A ‘Regulatory Game Changer’

The potential uses of the Congressional Review Act to review and eliminate excessively burdensome or unauthorized regulations are not limited to the “midnight” rule situation alone; more powerful ways to use the act are causing great excitement in reform circles and among leaders on Capitol Hill who want to regain control over regulatory agencies run amok. Pacific Legal Foundation’s Senior Fellow in Constitutional Law, Todd Gaziano, was the chief legislative counsel to the CRA’s sponsor, then-Representative David M. McIntosh of Indiana. Mr. Gaziano helped craft many of the provisions that make it work and has testified as a scholar on the CRA. His “new idea” for Congress to more aggressively assert its power under the CRA was first announced in a Wall Street Journal piece by Kimberley Strassel, which headline called the idea a “regulatory game changer.”

Because many agencies failed, for whatever reason, to report many rules to Congress as the CRA requires (especially policy memos and guidance documents, termed “regulatory dark matter” by one scholar), Congress can still use the CRA to disapprove those rules. The CRA requires any federal agency issuing a rule to submit a short “report” on it, with the text of the rule and any cost-benefit analysis, to the House, Senate, and GAO before the rule can go into effect. The 60 legislative day review clock starts on the later of two dates: when the rule is published and when it is sent to Congress. Any rule an agency has failed to submit to Congress is unenforceable under the CRA and remains vulnerable to Congress’s disapproval when it is finally properly reported.

image description
Congress can use the CRA to disapprove any unreported rules going back to 1996.
image description
A simple majority in each House of Congress can kill a rule with the President’s signature
image description
Any rule an agency has failed to submit to Congress is unenforceable under the CRA

cra 2.0

If the Trump administration wants to cut regulations, it should start with burdensome rules that were never sent to Congress for its review under the CRA. Once the administration starts to submit them to Congress and indicates which it wants to go into effect and which it wants Congress to disapprove, Congress would have 60 legislative days to review and vote on such rules. That’s what we call “CRA 2.0.”

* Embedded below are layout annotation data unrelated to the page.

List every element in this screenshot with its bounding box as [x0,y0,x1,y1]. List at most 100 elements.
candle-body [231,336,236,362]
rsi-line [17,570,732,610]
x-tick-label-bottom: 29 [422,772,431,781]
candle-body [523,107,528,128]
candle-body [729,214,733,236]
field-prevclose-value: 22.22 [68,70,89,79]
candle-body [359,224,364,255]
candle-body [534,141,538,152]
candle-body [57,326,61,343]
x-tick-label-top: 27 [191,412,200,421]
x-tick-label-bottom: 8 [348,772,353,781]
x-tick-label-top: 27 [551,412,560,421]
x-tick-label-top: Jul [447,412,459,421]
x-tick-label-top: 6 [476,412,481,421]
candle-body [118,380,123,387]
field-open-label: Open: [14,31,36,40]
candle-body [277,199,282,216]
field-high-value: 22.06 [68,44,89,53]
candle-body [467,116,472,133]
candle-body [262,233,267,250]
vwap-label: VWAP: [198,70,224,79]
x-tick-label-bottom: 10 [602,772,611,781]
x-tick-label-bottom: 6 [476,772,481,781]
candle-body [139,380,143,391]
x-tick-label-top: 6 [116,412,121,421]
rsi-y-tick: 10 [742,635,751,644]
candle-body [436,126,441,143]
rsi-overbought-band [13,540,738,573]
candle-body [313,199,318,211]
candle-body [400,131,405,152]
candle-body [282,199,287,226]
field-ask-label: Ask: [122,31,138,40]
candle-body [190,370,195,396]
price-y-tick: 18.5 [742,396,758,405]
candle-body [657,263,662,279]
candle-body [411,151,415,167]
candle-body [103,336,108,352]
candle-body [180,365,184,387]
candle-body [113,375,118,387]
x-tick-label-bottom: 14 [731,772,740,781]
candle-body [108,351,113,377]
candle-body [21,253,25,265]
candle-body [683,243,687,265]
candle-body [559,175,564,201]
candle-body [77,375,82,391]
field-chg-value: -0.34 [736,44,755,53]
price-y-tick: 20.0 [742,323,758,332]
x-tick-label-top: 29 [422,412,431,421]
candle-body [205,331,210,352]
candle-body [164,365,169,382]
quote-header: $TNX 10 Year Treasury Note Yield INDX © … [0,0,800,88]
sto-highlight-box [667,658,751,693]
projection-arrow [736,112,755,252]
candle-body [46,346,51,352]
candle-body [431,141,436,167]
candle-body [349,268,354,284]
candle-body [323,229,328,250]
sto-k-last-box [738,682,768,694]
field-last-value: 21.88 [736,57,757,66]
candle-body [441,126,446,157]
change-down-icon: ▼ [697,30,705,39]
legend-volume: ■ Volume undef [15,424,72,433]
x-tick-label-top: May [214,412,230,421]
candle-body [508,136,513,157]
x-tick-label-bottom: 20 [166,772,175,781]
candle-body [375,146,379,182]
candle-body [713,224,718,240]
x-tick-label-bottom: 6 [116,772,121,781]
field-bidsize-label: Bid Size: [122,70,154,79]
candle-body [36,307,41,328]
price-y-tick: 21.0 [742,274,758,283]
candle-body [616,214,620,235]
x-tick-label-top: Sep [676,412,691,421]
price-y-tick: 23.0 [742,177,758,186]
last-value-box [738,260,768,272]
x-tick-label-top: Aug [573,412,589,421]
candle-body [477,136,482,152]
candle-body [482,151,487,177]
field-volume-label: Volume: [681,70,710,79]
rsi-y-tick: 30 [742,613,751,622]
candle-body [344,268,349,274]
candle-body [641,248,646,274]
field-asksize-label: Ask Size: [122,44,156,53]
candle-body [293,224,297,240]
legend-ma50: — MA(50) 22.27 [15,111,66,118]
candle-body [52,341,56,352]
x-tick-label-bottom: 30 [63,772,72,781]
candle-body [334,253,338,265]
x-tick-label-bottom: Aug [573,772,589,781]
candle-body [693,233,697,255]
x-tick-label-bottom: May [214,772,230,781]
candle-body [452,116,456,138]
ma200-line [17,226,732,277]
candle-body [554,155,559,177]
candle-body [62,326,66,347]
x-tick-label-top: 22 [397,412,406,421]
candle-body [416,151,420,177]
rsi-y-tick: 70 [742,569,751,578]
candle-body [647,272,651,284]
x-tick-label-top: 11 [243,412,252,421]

The CRA’s streamlined procedures suspend the Senate filibuster. These resolutions can be passed with a simple majority vote and sent to the president. If the president signs a disapproval resolution, the agency is prohibited from issuing any "substantially similar" rule again.

Scholars have counted hundreds of rules from the Obama administration alone that were not sent to Congress as required by the CRA. Some of those are extremely problematic rules with significant negative effects on Americans.

President Trump could direct agencies to belatedly send certain rules to Congress, asking our democratic representatives to not only disallow them but effectively block any substantially similar rule in the future.

cra 3.0

What we call “CRA 3.0” is an even more efficient means for the new administration to meet its regulatory reform goals. Rule not sent to Congress as required by CRA are not lawfully in effect, even if they were thought to be. The administration should direct agencies not to enforce such rules while it decides what to do with them.

The administration should direct agencies to consult with OMB before sending old rules to Congress so Congress would not waste time reviewing rules that an agency might modify or withdraw. After consultation, the agency would have several options.

It could publish a notice declaring that a rule is being abandoned, reevaluated, or modified. The next step might vary depending on whether the rule was a guidance document or one that received public comment. Most guidance documents could be modified or withdrawn easily.

The agency might submit many rules to Congress so that they lawfully would go into effect. It could also submit certain rules with a request that Congress review and disapprove them, with a statement that the President would sign such disapproval.